Ontario Ministry of Labour v. United Independent Operators Ltd. 2011 ONCA 33
The Ontario Court of Appeal faced the question whether a labour broker for true independent contractors were included in the definition of “Employer” for the purposes of the Occupational Health and Safety Act of Ontario (“OHSA”).
The government had prosecuted the contractor for failing to establish a Joint Health and Safety Committee. The prosecution had been dismissed at the Provincial Court level and at one level of appeal below the OCA. The dismissal was on the basis that the contractor was not an employer, and the workers not “regularly employed” and as such not required to establish a Joint Health and Safety Committee under the legislation.
If the case had been at the Labour Board, it was clear that the workers would not be considered “regularly employed”.
The OHSA has an exclusive definition – “means” – so the courts below applied a narrow traditional employment definition as at common law.
The OCA overturned all of this, based on the fact that the legislation was a “remedial public welfare statute” and thus subject to generous interpretation to advance the purpose of the statute.
In refusing to require a “traditional employment relationship” the OCA took a “purposive”, “remedial” and “contextual” approach, and applied the “plain meaning” of the words “regularly employed” in order to do “no violence” to the interpretation, but rather to seek an interpretation which “promotes worker safety”.

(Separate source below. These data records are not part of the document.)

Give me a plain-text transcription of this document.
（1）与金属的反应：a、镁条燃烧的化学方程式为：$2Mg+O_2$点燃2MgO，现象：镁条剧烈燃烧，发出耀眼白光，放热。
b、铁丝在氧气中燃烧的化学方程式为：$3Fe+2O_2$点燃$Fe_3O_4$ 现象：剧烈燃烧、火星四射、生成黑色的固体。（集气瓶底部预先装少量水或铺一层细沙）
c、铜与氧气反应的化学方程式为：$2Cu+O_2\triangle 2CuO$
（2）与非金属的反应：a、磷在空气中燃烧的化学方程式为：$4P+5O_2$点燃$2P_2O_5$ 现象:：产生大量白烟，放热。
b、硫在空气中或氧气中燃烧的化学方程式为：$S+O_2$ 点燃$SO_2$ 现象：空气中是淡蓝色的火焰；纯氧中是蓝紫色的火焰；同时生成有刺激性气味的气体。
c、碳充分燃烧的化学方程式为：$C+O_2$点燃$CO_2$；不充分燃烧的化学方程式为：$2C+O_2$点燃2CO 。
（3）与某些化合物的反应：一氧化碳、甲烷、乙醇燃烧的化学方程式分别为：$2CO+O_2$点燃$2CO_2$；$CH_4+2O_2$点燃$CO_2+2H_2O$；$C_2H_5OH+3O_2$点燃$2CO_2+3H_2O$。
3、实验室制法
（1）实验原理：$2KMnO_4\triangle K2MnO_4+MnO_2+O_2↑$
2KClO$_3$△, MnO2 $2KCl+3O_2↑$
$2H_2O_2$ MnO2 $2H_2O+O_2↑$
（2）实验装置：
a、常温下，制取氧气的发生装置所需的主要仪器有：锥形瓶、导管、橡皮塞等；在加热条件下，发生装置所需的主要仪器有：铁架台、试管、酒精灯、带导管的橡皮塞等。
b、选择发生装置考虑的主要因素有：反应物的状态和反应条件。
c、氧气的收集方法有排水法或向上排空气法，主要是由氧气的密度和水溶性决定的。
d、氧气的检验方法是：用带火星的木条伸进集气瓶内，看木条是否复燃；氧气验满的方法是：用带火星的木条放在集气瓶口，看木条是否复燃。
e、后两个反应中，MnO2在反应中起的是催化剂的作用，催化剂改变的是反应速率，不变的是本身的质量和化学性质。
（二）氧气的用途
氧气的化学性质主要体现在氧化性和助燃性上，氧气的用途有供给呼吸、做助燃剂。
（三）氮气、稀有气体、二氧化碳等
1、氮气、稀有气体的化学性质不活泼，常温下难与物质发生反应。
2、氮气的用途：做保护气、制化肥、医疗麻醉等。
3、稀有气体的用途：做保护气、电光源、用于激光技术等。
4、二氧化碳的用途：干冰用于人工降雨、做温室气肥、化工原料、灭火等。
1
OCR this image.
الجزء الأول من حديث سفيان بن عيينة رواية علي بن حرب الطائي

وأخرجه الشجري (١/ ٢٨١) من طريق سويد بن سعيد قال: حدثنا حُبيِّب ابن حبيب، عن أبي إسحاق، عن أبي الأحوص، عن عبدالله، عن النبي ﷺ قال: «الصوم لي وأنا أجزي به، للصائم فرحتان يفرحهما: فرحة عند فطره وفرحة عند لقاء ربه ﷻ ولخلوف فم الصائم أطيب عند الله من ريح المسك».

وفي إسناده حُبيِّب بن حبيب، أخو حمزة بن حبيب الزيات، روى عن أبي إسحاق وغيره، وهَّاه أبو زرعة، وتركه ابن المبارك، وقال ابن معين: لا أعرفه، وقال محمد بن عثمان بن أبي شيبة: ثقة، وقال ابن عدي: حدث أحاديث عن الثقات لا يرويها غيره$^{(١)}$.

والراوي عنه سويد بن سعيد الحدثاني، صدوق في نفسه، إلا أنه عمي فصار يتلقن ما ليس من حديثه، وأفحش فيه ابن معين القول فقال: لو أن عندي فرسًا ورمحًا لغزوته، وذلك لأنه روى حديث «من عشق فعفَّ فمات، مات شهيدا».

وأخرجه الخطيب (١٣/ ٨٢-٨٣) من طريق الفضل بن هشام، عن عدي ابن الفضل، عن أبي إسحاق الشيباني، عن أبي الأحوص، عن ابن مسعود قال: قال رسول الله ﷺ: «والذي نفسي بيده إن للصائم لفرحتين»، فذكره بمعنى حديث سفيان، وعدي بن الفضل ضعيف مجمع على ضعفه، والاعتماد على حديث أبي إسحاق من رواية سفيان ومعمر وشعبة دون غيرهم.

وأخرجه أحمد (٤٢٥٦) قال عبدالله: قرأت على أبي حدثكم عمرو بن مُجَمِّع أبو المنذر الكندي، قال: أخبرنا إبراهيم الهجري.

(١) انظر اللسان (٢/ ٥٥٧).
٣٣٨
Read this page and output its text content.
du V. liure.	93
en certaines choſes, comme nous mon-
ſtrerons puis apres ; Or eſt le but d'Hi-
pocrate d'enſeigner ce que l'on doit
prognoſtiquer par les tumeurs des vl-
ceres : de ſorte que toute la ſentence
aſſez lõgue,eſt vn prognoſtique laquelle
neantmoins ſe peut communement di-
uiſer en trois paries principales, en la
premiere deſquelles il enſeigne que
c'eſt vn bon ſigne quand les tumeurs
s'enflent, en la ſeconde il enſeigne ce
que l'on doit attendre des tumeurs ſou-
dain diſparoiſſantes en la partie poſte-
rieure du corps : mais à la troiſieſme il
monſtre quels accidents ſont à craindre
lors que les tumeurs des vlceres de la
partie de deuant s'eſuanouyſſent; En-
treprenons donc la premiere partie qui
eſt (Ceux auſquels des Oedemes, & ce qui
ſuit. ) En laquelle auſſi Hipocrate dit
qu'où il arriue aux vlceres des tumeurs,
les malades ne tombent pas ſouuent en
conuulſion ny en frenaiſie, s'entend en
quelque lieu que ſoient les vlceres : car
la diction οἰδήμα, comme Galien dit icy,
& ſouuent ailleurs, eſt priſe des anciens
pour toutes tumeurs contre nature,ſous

The case is interesting in that it gives the remedial interpretation one would expect to see with Human rights legislation. The courts have long defined Human Rights legislation as “quasi-constitutional” and thus on a higher plane than any other legislation but for the Constitution.
Without saying so, the court seems to apply the reasoning from the several SCC cases setting out the importance of work as a core value of our society. Safe working conditions were placed at a somewhat higher plane – almost equivalent to fair working conditions in terms of Human Rights.